Pada kasus ini, pasien mengakui selama kehamilan gejala membaik, dimana
sebelum hamil gejala dapat muncul 3 kali dalam seminggu sementara ketika hamil
hanya muncul 2 kali sepanjang kehamilan.
Secara umum, MG tidak memiliki efek samping berat pada kehamilan.
Berbagai laporan tidak menunjukkan adanya peningkatan risiko abortus spontan
atau kelahiran prematur pada wanita dengan MG. Sebaliknya, kehamilan dengan
MG mungkin dapat menyebabkan terjadinya transient neonatal MG pada bayinya.
Hal ini terjadi pada 10-20% kasus akibat transfer antibodi IgG melalui plasenta
saat trimester kedua dan ketiga. Neonatus ini biasanya akan muncul gejala saat
usia 2-4 hari, dengan gejala meliputi masalah pernapasan, kelemahan otot,
menangis merintih, lemah menyedot, dan ptosis. Kondisi ini biasanya membaik
setelah 3 minggu tanpa komplikasi, akibat degradasi antibodi dari ibu (Chaudhry
et al., 2012).
Pada pasien ini tidak terjadi kelahiran prematur maupun abortus, dimana ibu
datang ke poliklinik kebidanan RSMS dengan usia kehamilan aterm atau 37+6
minggu. Kondisi bayi sesaat setelah lahir hingga pulang pada usia 3 hari pun
dalam kondisi baik dan tidak menunjukkan gejala transient neonatal MG.

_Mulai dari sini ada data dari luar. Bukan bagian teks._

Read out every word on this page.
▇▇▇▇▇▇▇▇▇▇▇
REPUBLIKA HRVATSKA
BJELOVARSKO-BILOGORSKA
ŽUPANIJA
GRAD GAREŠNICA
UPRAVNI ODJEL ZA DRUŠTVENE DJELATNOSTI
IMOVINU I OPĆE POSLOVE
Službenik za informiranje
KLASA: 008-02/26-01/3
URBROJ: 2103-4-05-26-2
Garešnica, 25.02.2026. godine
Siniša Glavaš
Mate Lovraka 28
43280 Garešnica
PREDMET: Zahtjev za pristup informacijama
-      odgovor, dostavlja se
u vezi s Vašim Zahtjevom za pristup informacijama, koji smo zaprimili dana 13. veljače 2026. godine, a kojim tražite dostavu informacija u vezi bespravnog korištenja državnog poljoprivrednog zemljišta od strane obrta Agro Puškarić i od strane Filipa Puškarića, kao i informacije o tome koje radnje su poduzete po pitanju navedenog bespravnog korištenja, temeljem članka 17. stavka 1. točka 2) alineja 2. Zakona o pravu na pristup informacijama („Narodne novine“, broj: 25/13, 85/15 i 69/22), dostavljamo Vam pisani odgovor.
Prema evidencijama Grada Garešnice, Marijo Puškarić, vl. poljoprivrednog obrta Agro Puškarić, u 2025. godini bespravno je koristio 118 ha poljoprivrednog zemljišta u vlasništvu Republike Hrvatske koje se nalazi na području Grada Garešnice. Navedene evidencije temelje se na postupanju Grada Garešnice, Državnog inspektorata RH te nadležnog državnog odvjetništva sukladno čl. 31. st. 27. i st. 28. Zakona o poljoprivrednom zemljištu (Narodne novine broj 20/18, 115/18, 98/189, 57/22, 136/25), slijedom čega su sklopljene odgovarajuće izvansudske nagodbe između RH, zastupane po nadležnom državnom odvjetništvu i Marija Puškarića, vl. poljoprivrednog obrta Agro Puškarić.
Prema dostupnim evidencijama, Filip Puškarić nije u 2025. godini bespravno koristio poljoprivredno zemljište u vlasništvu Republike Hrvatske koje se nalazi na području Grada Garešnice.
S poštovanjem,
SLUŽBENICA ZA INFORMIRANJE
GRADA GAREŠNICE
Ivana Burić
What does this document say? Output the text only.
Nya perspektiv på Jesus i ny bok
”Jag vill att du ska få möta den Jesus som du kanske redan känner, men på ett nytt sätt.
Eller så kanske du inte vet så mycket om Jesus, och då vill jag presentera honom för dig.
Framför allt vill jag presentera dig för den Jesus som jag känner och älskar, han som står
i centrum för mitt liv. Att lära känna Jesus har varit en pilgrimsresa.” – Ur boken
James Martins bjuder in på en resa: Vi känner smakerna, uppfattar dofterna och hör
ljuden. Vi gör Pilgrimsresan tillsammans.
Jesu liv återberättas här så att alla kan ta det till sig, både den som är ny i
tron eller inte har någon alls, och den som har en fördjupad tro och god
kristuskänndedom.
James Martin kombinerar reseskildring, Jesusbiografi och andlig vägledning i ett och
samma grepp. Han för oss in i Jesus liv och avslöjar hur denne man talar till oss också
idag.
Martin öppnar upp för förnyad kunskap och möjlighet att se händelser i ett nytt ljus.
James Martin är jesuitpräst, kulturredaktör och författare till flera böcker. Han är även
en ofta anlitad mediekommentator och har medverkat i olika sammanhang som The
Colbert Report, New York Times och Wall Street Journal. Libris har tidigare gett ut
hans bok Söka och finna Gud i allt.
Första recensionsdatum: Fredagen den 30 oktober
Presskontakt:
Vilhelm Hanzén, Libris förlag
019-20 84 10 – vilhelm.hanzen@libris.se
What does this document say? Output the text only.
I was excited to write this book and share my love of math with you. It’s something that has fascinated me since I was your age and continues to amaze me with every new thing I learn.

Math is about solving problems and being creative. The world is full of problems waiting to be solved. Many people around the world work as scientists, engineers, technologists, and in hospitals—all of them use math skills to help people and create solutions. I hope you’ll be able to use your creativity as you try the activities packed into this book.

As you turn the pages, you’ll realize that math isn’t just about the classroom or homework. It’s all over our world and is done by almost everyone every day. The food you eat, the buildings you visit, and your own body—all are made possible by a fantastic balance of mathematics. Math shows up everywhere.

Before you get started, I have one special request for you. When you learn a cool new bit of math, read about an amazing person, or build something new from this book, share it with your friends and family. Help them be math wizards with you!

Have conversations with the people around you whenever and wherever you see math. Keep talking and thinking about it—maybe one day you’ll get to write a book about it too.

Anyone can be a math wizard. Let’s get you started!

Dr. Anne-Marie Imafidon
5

Uterus terdiri dari otot halus dan tidak dipengaruhi oleh adanya antibodi
reseptor Ach, sehingga persalinan pervaginam direkomendasikan pada wanita
dengan MG. Kala II peringan seperti forsep atau vakum ekstraksi mungkin
dibutuhkan karena otot lurik terlibat pada kala II dan otot-otot ini dipengaruhi
oleh antibodi reseptor Ach. Sectio caesarea dilakukan hanya apabila terdapat
indikasi obstetri, karena operasi dapat menyebabkan stress pada wanita dengan
MG. Anestesi epidural direkomendasikan selama proses kelahiran karena obat
neuromuskular dan narkotika dapat meningkatkan efek antibodi reseptor ACh
pada neuromuscular junction (Chaudhry et al., 2012).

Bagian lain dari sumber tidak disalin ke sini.